XXIII
J'étais déjà dans cette disposition pour ainsi dire innée pour le poëte David, il y a quelques années, quand je visitai la patrie, la demeure et le tombeau de ce grand lyrique. J'aime à me retracer encore aujourd'hui la mémoire des sites et des impressions que j'y recevais des lieux, des noms et des chants sacrés. Je les retrouve dans mes notes écrites sur la selle de mon chameau qui me servait d'oreiller et de table.
La peste sévissait dans Jérusalem; nous restâmes assis tout le jour en face des portes principales de la cité sainte; nous fîmes le tour des murs en passant devant toutes les autres portes de la ville. Personne n'entrait, personne ne sortait; le mendiant même n'était pas assis contre les bornes, la sentinelle ne se montrait pas sur le seuil; nous ne vîmes rien, nous n'entendîmes rien: le même vide, le même silence à l'entrée d'une ville de trente mille âmes, pendant les douze heures du jour, que si nous eussions passé devant les portes mortes de Pompéi ou d'Herculanum! Nous ne vîmes que quatre convois funèbres sortir en silence de la porte de Damas et s'acheminer le long des murs vers les cimetières turcs; et près de la porte de Sion, lorsque nous y passâmes, qu'un pauvre chrétien mort de la peste le matin, et que quatre fossoyeurs emportaient au cimetière des Grecs. Ils passèrent près de nous, étendirent le corps du pestiféré, enveloppé de ses habits, sur la terre, et se mirent à creuser en silence son dernier lit, sous les pieds de nos chevaux.

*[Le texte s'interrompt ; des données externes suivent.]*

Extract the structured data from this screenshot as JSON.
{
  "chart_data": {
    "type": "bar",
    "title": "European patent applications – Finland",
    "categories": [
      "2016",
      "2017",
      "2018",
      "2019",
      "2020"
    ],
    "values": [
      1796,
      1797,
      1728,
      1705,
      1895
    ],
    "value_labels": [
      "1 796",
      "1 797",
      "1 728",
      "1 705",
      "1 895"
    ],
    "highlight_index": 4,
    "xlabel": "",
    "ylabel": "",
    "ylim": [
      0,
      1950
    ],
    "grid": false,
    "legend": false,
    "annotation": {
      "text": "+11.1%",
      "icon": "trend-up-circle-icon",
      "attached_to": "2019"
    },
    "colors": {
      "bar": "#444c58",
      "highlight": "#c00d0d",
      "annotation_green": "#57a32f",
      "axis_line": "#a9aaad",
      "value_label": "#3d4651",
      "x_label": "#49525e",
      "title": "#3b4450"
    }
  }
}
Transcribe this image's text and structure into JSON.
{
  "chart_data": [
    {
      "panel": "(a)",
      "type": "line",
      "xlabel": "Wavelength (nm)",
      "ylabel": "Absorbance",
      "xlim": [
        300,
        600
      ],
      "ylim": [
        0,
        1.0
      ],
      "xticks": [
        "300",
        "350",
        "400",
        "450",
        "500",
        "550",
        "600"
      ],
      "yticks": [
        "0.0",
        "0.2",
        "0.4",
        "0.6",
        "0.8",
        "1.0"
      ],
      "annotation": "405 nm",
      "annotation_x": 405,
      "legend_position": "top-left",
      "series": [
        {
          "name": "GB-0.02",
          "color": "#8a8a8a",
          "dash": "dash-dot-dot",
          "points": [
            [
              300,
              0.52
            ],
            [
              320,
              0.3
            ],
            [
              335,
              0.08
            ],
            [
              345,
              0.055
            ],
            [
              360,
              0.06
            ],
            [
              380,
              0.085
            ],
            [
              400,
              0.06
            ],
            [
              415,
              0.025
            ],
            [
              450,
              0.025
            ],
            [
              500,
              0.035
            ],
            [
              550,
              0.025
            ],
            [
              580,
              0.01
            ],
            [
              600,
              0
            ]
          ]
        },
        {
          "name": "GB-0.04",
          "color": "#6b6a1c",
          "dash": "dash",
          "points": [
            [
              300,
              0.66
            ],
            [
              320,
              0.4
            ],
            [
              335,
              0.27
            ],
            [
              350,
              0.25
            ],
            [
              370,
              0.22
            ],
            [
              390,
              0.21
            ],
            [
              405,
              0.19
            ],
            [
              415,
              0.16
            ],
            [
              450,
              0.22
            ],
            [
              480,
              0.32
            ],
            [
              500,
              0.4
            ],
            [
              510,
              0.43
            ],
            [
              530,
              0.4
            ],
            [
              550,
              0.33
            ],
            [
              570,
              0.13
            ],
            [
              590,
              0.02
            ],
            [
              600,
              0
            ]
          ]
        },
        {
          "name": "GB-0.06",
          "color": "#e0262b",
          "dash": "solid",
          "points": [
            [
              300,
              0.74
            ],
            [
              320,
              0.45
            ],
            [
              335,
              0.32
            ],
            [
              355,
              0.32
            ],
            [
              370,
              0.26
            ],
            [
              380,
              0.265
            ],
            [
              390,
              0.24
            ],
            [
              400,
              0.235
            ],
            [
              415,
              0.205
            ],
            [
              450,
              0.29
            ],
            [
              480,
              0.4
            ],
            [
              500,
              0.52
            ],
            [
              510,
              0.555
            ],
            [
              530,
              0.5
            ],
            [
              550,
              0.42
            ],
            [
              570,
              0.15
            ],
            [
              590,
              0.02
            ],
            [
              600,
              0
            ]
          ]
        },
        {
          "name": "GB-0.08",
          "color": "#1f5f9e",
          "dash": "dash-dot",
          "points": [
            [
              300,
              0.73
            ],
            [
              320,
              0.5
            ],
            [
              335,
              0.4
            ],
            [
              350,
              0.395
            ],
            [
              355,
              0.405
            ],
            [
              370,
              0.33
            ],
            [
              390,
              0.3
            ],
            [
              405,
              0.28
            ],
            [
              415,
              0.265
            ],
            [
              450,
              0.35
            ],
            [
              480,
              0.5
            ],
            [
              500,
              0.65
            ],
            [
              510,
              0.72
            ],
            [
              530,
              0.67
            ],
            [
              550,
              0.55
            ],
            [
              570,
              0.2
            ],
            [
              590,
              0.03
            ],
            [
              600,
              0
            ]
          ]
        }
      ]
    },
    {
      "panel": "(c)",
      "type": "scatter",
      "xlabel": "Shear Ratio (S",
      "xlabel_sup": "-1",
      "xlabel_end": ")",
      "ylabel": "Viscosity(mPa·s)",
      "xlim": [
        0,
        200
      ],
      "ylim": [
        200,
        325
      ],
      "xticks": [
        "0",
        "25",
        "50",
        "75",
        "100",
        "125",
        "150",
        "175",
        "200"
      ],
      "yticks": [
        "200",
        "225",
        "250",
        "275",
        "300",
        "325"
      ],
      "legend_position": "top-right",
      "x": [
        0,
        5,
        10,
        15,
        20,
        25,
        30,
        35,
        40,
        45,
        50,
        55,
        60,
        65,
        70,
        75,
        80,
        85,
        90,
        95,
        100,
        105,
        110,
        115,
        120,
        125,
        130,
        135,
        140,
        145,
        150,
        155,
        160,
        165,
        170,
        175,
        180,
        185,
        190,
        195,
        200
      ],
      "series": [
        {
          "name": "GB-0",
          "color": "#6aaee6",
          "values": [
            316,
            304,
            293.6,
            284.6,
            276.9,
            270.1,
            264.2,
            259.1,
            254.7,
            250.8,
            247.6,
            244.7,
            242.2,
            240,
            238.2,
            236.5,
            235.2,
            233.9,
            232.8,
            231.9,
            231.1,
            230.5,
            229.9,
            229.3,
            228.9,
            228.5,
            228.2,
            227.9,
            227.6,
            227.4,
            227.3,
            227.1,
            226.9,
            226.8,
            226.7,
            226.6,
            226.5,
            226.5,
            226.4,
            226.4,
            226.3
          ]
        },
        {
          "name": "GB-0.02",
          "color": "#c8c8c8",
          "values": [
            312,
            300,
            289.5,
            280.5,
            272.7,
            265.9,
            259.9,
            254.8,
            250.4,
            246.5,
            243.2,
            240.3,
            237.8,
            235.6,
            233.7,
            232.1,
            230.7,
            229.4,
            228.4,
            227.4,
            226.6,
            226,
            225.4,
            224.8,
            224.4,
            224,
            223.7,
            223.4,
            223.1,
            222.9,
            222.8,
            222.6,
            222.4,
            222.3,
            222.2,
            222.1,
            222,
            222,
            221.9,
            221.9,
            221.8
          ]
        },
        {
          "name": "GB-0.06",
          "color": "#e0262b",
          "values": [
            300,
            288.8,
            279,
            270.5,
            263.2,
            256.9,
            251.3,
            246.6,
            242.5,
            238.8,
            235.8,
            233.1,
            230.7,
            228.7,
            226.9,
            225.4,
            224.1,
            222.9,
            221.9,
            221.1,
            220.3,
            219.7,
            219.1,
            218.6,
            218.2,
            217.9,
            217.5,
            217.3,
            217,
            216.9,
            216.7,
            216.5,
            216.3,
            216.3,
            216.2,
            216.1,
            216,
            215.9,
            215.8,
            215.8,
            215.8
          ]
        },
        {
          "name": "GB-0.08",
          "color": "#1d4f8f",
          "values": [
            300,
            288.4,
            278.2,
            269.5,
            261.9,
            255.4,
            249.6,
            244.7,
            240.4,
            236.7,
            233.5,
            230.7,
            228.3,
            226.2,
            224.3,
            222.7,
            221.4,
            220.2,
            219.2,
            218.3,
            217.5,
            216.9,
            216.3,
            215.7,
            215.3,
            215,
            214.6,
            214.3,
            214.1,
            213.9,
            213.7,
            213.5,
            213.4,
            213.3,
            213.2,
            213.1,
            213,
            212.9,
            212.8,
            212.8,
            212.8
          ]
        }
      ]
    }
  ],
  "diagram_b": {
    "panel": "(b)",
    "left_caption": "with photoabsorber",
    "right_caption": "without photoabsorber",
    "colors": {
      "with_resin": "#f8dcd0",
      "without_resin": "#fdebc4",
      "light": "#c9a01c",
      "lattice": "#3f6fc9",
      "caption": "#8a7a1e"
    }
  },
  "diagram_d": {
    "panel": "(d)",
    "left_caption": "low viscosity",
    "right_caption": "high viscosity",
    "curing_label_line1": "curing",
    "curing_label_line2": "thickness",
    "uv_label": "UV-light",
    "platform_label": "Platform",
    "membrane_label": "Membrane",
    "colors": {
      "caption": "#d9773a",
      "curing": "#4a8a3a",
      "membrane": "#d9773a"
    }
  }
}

La terre autour de la ville était fraîchement remuée par de semblables sépultures que la peste multipliait chaque jour. Le seul bruit sensible, hors des murailles de Jérusalem, était la complainte monotone des femmes turques qui pleuraient leurs morts. Je ne sais si la peste était la seule cause de la nudité des chemins et du silence profond autour de Jérusalem et dedans; je ne le crois pas, car les Turcs et les Arabes ne se détournent pas des fléaux de Dieu, convaincus que sa main peut les atteindre partout et qu'aucune route ne lui échappe.--Sublime raison de leur part, mais qui les mène par l'exagération à de funestes conséquences!